One case of concomitant MN and MMP has been reported, and very little is known about this association and its optimal management [5]. Certain similarities between this case and our patient exist, most notably the presence of linear IgG and C3 deposits on both skin and kidney biopsies and an extensive workup revealing no alternative explanation to the patient’s MN (including negative PLA2R antibodies). Furthermore, both cutaneous and renal flares coincided, as was the case in our patient. However, our patient differs from this case in the severity of renal disease and the presence of nephrotic-range proteinuria.

Mild MMP is usually managed with topical glucocorticoids, while severe cases are typically treated with high-dose systemic glucocorticoids, followed by other systemic medications such as mycophenolate mofetil or azathioprine to maintain disease remission.

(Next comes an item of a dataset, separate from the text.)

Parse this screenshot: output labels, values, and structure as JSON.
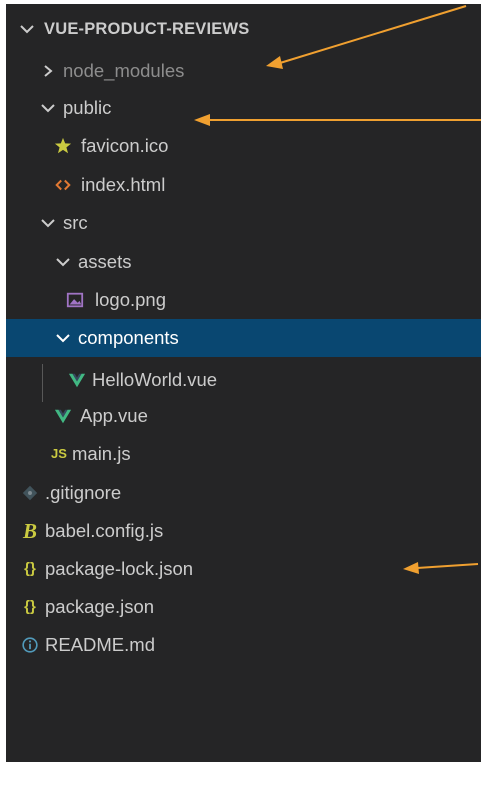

The optimal treatment strategy for MN associated with BP is unknown, though conventional therapies combine glucocorticoids to achieve rapid remission, followed by either mycophenolate mofetil or azathioprine as a glucocorticoid-sparing agent [4]. Our patient did not respond to conventional therapy and was therefore started on a course of rituximab, which had been reported as an effective treatment MN associated with BP [5, 6, 810].

Rituximab, a monoclonal anti-CD20 antibody, was able to induce complete remission of both MMP and MN in our patient. B-cell abnormalities and the resulting production of antibodies have been suggested to contribute to the pathogenesis of MN, BP, and MMP [6, 8, 10]. This offers an explanation for rituximab’s efficacy in treating numerous autoimmune diseases, particularly in their IgG-dependent forms, as the pathogenesis of these diseases may further depend on B-cell abnormalities.

4. Conclusion

MN can be secondary to MMP, and rituximab may be useful induce remission in cases that are refractory to standard therapy. Long-term follow-up is necessary to further assess prognosis, risk of relapse, and the need for subsequent maintenance infusions of rituximab.

Data Availability

The datasets used and/or analyzed during the current study are available from the corresponding author on reasonable request.

The participant signed consent for publication (proof of consent signed is available upon request).

Conflicts of Interest

The authors declare that they have no conflicts of interest.

Authors’ Contributions

All authors contributed to chart review, data acquisition, writing, and final approval of the manuscript.